Mit seiner Bühnenfassung von Lew Tolstois Monumentalwerk „Krieg und Frieden“ wagt sich Armin Petras an ein Unterfangen von wahrhaft epischen Ausmaßen. Schon mehrfach hat der Regisseur und Autor Werke des russischen Schriftstellers dramatisiert – diesmal bringt er mit dem Schauspielensemble des Theater Bremen eine Geschichte auf die Bühne, die zwischen Liebe, Macht und Tod oszilliert und die alles Menschliche in den Blick nimmt.

Herr Petras, Sie haben bereits „Anna Karenina“ und „Auferstehung“ auf die Bühne gebracht. Wie sind Sie an „Krieg und Frieden“ herangegangen?

Armin Petras: Das war tatsächlich der dritte Tolstoi, den ich
bearbeitet habe – und sicher der größte Brocken. Ich lese da, anders als ein normaler Leser, immer mit der Frage: Was lässt sich auf die Bühne bringen, was nicht? Das Projekt begleitet mich seit rund vier Jahren, vom ersten Lesen bis zur fertigen Fassung. Es ist ein gewaltiger Text, aber auch ein faszinierender Kosmos über das Menschsein im Ausnahmezustand.

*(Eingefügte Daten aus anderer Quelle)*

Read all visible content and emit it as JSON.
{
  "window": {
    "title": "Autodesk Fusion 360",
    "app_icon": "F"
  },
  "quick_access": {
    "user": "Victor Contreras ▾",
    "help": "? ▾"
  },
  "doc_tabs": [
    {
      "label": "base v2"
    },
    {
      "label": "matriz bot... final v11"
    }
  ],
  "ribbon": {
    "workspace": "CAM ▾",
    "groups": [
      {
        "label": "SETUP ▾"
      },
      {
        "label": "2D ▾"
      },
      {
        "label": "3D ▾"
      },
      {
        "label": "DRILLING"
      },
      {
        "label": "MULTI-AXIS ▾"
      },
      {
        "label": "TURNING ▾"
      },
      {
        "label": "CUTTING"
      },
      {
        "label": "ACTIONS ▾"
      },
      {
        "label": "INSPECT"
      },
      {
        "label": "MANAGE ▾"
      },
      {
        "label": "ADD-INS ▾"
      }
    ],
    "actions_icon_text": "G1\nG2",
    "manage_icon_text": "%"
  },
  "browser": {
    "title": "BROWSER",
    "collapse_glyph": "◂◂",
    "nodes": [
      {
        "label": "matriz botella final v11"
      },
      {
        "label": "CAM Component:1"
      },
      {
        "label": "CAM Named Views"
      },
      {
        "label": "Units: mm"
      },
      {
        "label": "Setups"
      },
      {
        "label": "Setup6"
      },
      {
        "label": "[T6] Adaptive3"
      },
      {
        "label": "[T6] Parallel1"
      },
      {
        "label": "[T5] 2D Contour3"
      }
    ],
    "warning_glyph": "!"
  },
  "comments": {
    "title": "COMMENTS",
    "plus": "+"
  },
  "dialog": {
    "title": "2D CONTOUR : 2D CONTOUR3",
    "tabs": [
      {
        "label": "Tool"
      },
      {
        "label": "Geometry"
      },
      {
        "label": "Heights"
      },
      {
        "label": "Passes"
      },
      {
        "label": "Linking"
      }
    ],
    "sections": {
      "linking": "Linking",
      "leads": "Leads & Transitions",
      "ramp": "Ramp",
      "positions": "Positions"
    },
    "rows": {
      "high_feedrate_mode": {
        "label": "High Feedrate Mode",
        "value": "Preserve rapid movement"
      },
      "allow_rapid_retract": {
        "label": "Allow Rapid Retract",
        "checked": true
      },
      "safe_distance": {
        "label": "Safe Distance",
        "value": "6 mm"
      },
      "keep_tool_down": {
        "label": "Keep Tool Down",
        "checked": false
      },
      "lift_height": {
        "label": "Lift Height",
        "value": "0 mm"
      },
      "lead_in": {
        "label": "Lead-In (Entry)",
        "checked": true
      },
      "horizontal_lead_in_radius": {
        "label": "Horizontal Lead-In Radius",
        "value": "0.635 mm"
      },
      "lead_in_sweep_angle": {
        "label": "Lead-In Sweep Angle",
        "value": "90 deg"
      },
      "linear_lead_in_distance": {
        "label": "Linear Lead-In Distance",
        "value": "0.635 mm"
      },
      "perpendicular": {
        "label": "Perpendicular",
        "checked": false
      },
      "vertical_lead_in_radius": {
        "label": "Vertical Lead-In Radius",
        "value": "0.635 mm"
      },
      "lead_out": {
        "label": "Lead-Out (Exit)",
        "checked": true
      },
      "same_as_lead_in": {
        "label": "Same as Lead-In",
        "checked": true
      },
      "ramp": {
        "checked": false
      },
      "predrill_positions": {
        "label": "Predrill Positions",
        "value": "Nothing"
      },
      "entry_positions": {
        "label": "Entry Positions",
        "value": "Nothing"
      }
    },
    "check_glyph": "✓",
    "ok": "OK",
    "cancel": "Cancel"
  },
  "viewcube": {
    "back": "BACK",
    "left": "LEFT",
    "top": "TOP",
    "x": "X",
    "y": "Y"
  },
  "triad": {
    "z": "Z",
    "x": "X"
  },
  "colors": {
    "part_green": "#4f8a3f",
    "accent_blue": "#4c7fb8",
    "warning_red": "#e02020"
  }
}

Was war Ihnen bei der Dramatisierung besonders wichtig?

Mir ging es vor allem um die zentrale Frage: Was ist Krieg – und wo findet er statt? Nur an der Front? Oder auch zu Hause, in der Familie, am Arbeitsplatz? Tolstoi beschreibt ein gesellschaftliches Klima, in dem Gewalt und Konkurrenz bis ins Private reichen. Genau das wollten wir spürbar machen. Und natürlich ist das Stück durch die aktuellen Konflikte – Ukraine, Gaza – plötzlich wieder erschreckend gegenwärtig geworden.

Wie übersetzen Sie dies in eine theatralische Form?

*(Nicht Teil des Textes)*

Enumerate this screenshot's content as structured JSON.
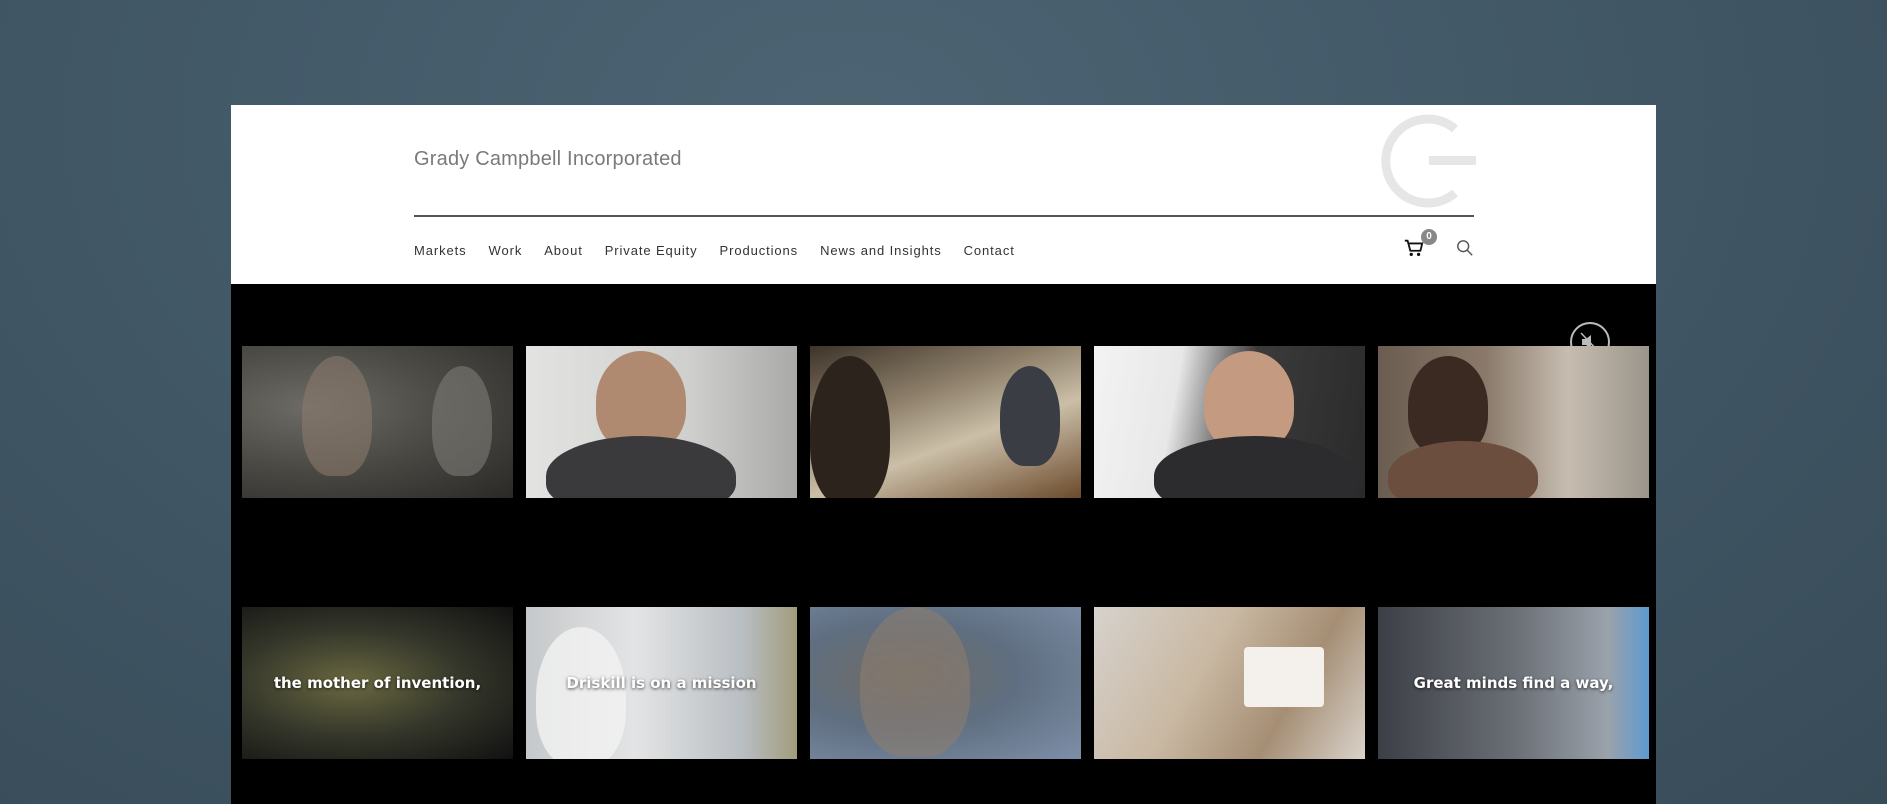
{
  "header": {
    "site_title": "Grady Campbell Incorporated",
    "logo_icon": "gc-monogram-icon",
    "cart_count": "0",
    "cart_icon": "cart-icon",
    "search_icon": "search-icon"
  },
  "nav": {
    "items": [
      {
        "label": "Markets"
      },
      {
        "label": "Work"
      },
      {
        "label": "About"
      },
      {
        "label": "Private Equity"
      },
      {
        "label": "Productions"
      },
      {
        "label": "News and Insights"
      },
      {
        "label": "Contact"
      }
    ]
  },
  "video": {
    "mute_icon": "mute-speaker-icon",
    "tiles_row1": [
      {
        "caption": ""
      },
      {
        "caption": ""
      },
      {
        "caption": ""
      },
      {
        "caption": ""
      },
      {
        "caption": ""
      }
    ],
    "tiles_row2": [
      {
        "caption": "the mother of invention,"
      },
      {
        "caption": "Driskill is on a mission"
      },
      {
        "caption": ""
      },
      {
        "caption": ""
      },
      {
        "caption": "Great minds find a way,"
      }
    ]
  },
  "colors": {
    "background": "#435a69",
    "header_bg": "#ffffff",
    "video_bg": "#000000",
    "title_text": "#7a7a7a",
    "nav_text": "#333333"
  }
}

Wir erzählen in einem Einheitsraum, aber sehr filmisch gedacht – mit schnellen Schnitten, mit Videos, fast ein bisschen wie bei einer Serie. Wir springen mitten in Szenen hinein und brechen sie manchmal abrupt ab. Dadurch entsteht Tempo, aber auch ein ständiger Perspektivwechsel zwischen Schlachtfeld und Wohnzimmer, zwischen öffentlicher und privater Front.

Fast das gesamte Ensemble steht auf der Bühne. Wie funktioniert so ein großes Projekt im Probenalltag?

Mit viel Humor und Geduld! (lacht) Natürlich ist im Winter immer jemand krank. Da wird jeden Morgen geschaut, wer da ist, und welche Szenen überhaupt geprobt werden können. Aber das Ensemble kennt sich gut und arbeitet sehr freundschaftlich. Man spürt, dass wir gemeinsam etwas Großes stemmen wollen – über 40 Rollen auf der Bühne, das ist schon opulent.

Tolstoi war ein Pazifist. Wie politisch ist Ihr Theater heute?

Theater ist immer politisch – selbst wenn es so tut, als wäre es das nicht. Mich interessiert, Konflikte auf der Bühne so radikal und emotional zu zeigen, dass das Publikum gezwungen ist, Stellung zu beziehen. Tolstoi schlägt uns Werte vor – Menschlichkeit, Zweifel, Verantwortung. Mein Ziel ist, dass sich das Publikum fragt: Welche Position nehme ich ein?